After a lifetime of failing every New Year's Resolution I made, berating myself, and giving up until the next new year, I quit. For me, I was setting up for failure, and didn't realize it. I made resolutions that were far beyond my reach or capacity. I'd push myself mercilessly to attatain them, and caving under my own self imposed pressure, I'd give up. Further, my plan was set up to free me of trying again for an entire year. Perfect.
  For numerous reasons, my life had to get very simple some time back. It's been about 22 years since my last New Year's resolution. I had to live in the day.
  Now, there's nothing that irritates me more than an overused cliche, and heaven forbid a platitude, but when they work, they work.
  Enter the music to "Mission Impossible." Here's the task: I've got 24 hours, not a minute more, nor less. This is it. This hour is the ONLY time I've got. What will I resolve to do? Seconds are stake.
  Choose the cake that causes cavities or drink a glass of water and have a salad?
   "Never" gets left out of language when NOW is all you have. Never having cake again "never" enters my mind. Having it one day months or weeks ahead of NOW is not a thought I have time for. Here and now is all that matters when it comes to my actions. Plans don't count, Intentions don't count. The action I take in this moment does.

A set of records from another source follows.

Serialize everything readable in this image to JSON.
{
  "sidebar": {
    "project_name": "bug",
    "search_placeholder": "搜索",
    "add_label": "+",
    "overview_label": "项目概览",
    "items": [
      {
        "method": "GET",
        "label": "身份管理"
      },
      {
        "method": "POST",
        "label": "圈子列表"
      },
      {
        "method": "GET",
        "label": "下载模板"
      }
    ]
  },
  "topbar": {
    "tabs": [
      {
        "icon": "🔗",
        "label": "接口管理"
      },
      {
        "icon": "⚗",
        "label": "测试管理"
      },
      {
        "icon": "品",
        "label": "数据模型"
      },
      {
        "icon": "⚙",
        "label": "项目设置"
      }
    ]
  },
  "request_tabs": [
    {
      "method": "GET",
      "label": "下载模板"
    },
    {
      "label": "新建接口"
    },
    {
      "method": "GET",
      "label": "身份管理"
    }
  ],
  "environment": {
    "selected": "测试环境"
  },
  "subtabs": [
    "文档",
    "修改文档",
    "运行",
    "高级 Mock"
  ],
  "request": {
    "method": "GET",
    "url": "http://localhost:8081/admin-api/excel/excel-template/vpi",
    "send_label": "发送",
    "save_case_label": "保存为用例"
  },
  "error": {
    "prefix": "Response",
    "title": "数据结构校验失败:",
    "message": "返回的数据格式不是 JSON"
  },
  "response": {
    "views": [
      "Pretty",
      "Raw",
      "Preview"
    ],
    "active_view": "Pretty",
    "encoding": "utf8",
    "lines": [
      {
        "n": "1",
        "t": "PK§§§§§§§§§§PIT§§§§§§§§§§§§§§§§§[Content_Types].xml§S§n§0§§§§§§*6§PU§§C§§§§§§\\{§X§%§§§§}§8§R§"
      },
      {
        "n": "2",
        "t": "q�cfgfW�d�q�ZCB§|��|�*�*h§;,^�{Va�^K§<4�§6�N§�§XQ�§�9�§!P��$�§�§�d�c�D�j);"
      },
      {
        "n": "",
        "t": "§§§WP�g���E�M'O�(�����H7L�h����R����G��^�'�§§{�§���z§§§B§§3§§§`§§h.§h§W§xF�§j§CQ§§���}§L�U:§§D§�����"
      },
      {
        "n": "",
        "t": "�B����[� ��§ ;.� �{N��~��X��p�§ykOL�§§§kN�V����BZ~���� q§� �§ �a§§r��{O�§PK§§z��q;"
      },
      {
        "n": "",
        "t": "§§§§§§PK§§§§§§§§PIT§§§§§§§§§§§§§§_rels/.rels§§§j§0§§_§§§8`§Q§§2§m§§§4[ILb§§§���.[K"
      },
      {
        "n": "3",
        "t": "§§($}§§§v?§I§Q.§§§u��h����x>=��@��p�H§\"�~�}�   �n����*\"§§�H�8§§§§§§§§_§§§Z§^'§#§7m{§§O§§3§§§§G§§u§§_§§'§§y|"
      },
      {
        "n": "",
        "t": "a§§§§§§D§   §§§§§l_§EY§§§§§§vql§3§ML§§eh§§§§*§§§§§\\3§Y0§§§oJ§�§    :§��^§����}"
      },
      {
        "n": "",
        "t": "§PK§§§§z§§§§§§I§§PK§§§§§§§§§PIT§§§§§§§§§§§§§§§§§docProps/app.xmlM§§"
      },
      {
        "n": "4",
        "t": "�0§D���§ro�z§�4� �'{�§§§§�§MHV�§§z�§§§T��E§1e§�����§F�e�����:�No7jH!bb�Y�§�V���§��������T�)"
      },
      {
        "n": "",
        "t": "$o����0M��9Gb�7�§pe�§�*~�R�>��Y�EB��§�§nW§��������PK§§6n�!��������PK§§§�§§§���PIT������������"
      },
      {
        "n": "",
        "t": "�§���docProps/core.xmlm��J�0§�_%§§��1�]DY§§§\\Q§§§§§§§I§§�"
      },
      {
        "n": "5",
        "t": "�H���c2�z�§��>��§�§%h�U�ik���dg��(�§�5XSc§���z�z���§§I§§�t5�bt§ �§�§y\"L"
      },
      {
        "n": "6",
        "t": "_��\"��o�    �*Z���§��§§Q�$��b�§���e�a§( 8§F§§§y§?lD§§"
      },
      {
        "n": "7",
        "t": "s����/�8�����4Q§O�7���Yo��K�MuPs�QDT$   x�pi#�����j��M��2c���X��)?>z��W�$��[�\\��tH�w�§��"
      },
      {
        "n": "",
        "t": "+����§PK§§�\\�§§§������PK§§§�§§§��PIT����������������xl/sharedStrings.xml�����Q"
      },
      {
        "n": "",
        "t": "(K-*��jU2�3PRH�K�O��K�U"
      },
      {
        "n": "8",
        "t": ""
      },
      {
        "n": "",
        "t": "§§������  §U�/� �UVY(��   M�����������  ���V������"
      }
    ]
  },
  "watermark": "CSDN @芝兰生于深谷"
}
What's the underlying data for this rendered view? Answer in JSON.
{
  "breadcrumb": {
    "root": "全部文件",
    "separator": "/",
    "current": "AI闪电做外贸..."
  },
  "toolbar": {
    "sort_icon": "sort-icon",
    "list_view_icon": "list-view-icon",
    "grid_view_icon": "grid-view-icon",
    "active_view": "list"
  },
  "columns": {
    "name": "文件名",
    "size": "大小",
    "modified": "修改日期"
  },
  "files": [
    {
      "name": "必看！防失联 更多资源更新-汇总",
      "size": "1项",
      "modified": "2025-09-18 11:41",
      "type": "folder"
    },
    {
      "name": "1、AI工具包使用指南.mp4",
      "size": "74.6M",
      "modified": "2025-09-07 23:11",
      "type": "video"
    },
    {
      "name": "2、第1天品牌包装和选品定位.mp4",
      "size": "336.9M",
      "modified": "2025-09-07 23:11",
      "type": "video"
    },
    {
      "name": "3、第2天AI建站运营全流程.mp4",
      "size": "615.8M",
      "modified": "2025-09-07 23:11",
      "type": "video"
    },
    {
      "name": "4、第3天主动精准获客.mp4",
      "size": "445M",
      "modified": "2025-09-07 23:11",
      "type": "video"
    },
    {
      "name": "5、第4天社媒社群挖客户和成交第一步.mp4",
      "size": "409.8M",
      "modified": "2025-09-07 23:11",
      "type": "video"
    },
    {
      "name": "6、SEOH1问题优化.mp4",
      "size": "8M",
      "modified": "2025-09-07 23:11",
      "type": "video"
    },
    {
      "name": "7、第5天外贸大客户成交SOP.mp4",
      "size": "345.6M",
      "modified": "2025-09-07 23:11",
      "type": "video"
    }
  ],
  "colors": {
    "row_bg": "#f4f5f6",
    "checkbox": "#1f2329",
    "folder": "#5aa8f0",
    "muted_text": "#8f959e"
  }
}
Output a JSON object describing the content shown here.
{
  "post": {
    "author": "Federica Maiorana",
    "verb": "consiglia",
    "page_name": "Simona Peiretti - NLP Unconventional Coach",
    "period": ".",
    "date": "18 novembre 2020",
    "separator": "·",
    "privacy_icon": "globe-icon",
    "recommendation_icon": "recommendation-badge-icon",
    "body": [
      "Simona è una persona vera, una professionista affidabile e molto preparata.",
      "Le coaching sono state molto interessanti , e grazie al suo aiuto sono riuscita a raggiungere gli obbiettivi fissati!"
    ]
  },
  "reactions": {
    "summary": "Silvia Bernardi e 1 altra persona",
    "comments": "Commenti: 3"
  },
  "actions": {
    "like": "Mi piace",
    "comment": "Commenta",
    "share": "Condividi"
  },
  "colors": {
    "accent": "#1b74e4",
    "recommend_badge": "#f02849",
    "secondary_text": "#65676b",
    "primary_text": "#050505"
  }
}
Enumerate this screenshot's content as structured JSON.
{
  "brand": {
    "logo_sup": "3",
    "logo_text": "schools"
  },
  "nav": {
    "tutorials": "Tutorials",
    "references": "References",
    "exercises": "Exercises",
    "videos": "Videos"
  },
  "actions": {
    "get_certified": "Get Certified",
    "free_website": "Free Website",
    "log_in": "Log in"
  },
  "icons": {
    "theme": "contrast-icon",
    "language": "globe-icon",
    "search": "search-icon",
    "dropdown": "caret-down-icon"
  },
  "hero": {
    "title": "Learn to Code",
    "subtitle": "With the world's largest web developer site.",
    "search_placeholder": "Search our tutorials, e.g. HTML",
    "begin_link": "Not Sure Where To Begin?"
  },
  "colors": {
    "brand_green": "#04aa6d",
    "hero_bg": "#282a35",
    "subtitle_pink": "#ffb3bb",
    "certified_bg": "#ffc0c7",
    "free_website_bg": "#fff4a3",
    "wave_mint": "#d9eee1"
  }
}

   This is the hour, not the year, this is the hour. Will I paint? This is it, no tomorrows, no "laters," here and now.
   The beauty is there are no "wrong" choices. The only important matter is that I make Conscious choices. Maybe in this hour there will be cake, but I will be aware that I chose it. Do I choose healthy or not? Do I choose this hour to run myself ragged trying to please someone who may take up ten minutes of my day later, or do I take a much needed rest?
   Every minute counts. Do I choose to work so hard that I miss an opportunity, maybe the last one, to laugh with a friend? This is it.
   Do I allow myself to plan or dream in this hour, or do I spend it in fear and self defeat?
   Do I choose to improve my intelligence or do I choose a movie that's bored me three times before?
   Do I choose to help or hide in fear?
   Here and now. Do I choose stillness, so I strengthen myself to be there for someone who may need me later, or do I choose worry and make myself too tired to help?
  Do I choose to turn the music off in this hour or will I dance?
   Down to days, hours and minutes, priorities reveal themselves so splendidly.
   I have to go now. I have to giggle on the phone with my daughter, and likely I'll choose some laughing bubbles for my bath after, but I don't have to worry about that now..This hour is for joy.